Sin embargo, una vez que su madre, enferma de tuberculosis, llega hasta París para despedirse de su hijo, Lestat debe tomar por primera vez la difícil decisión de dejarla morir o iniciarla en el Don Oscuro para darle la inmortalidad. Lo mismo le sucederá con Nicolas. Debido al amor que le profesaba, a ambos los convierte en criaturas de la noche

Dentro de la comunidad vampira existe un gran respeto por los antiguos seres que gobernaban a los actuales chupasangres. Prueba de ello fue la admiración que el propio Magnus le provocaba su creador Armand,

Pero para Lestat una vez que conoció a Armand, no le pareció más que un anticuado líder del aquellare parisino que por sobretodo aplacaba cualquier intento por modernizar la comunidad o seguir adquiriendo conocimiento. Es por esa razón que ambos entran en una dura disputa.

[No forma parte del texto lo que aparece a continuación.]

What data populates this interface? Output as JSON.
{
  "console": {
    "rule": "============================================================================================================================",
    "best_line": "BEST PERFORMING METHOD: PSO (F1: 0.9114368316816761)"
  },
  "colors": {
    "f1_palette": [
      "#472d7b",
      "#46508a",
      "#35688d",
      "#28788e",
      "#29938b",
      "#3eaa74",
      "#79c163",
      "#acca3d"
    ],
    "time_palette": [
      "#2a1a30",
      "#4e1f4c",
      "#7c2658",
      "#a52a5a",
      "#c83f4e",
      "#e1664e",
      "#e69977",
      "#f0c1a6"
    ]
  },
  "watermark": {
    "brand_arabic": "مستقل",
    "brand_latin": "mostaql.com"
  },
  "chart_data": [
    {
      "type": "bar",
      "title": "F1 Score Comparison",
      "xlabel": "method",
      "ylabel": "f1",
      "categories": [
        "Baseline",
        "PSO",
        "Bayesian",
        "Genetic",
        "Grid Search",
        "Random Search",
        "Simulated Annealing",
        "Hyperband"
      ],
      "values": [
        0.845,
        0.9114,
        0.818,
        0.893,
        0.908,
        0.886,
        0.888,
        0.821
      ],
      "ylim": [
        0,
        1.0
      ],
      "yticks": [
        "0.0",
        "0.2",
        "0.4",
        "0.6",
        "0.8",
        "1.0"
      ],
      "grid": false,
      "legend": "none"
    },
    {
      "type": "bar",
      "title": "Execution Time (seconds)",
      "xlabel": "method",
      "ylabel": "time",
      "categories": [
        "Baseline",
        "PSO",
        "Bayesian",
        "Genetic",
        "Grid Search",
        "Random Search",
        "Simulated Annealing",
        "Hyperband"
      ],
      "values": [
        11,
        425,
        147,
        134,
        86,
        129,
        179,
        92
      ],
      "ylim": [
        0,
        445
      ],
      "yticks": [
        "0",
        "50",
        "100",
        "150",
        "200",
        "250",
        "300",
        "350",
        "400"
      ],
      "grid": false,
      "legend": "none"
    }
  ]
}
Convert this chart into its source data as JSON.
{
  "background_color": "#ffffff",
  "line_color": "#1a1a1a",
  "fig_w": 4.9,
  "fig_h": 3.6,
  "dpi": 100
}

El ánimo de Lestat también estaba inspirado en poder conocer a las antiguas deidades vampiras que habitaban tierras lejanas. Fue así como durante largo tiempo se dedicó a buscar a Marius, el ente que había creado a Armand, pues había algo que le atraía de él. Para ello viajó a Egipto donde por fin se pudo comunicar con él, luego de dejarle mensajes en rocas por varios países.

Fue allí donde se dará cuenta que hace un par de siglos la raza vampira estuvo a punto de extinguirse luego de que inescrupulosos entes de la noche trataran de exponer al sol y posterioemente quemar a Los Que Deben Ser Guardados, o sea El Padre y la Madre. En mejores palabras, Enkil y Akasha, los máximos representantes de los bebedores de sangre. Los dioses egipcios de los vampiros.

Novela maravillosa, oscura, potente y por sobretodo muy detallada de la vida del joven Lestat, el ser que le da la vida a Louis, el hacendado de Nueva Orleáns que marca la trama de Entrevista con el Vampiro.

Texto con 797 páginas donde cada capítulo logra establecer una conexión precisa con la historia que teje Anne Rice. Recomendado para todos los amantes de las crónicas vampirescas y también muy interesante para aquellos que se inician en la lectura de terror. Y por sobretodo un argumento esencial para cuidarse de las criaturas que vagan sigilosamente por las frías y oscuras noches del siglo XXI.